I was left in the house alone, moaning and rubbing the stings, which only made them hurt worse. By the time Mom and Dad came back inside extrovertedly triumphant, having cooled off the wood and dispatched the rest of the hornet's nest with the garden hose, I was pretty welted up. They were proud of themselves, having staved off a catastrophe of Dad's own making. It wasn't my finest hour getting attention from my parents, but I'm pretty sure mom subsequently put some sort of lotion on me which made the stings hurt less.
I was sort of surprised when I got stung up in the loft. I've been up there dozens of times, pouring sugar water in the feeders to supplement the bees's nectar-gathering. I hadn't even begun to pour the mixture into the feeder when this one crazed bee came at me and stung me on the wrist. It was quite a shock (and it hurt like the dickens). I don't know why she took such a dislike to me, but I suppose even bees have bad days every now and then.
Our experiences with birds have been equally challenging so far this summer.
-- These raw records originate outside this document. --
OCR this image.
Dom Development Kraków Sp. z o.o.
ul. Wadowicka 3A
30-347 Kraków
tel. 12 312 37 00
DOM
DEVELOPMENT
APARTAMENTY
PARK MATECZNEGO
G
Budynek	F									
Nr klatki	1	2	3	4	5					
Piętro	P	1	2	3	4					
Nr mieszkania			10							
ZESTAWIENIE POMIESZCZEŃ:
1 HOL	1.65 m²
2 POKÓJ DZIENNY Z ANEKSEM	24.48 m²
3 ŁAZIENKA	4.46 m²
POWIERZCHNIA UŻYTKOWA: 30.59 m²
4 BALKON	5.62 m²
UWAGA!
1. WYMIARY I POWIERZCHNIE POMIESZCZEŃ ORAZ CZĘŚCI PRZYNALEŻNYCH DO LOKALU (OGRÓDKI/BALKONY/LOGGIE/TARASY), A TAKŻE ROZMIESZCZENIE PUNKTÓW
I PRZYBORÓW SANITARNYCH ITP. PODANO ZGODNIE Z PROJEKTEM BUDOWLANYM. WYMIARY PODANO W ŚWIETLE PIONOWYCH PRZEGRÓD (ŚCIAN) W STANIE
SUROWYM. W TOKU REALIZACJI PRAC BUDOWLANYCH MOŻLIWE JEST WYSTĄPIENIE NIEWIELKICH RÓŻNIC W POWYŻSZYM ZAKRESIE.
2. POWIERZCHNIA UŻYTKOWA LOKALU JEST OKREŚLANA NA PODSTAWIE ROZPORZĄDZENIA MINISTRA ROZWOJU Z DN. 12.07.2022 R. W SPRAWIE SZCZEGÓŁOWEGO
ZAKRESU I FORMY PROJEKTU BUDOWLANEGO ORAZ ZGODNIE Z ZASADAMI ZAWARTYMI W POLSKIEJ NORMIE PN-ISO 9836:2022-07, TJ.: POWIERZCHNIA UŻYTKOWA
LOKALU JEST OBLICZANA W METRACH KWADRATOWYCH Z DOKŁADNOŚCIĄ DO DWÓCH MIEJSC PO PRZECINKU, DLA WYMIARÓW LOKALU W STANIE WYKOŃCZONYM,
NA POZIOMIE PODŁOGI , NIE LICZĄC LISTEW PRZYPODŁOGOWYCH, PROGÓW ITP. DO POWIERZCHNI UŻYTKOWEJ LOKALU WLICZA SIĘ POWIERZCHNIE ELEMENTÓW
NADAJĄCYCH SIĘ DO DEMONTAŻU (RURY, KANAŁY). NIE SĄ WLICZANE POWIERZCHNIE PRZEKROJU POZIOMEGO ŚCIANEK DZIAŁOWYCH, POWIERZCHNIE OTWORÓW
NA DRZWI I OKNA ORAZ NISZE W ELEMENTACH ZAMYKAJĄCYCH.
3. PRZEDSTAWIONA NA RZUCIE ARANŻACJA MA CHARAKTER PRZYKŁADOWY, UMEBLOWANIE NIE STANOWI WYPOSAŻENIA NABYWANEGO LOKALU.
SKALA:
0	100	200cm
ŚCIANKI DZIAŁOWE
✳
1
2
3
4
In June of 2009 when we moved in, barn swallows had colonized most of the eaves of the High Mountain Lodge. For a while, we thought it was a charming sight, watching the birdies building their fascinating mud nests. Then they started to drop chunks of mud when the flew up, and it would hit the windows of the dining lodge. Other things they were emitting also hit the windows. Soon, it became apparent that the swallow colonies were less than a success.
Before long, we had so many swallows under the eaves, and their synchronized swooping would have given Alfred Hitchcock the heebie-jeebies.
We power-washed the eaves and eliminated the swallows.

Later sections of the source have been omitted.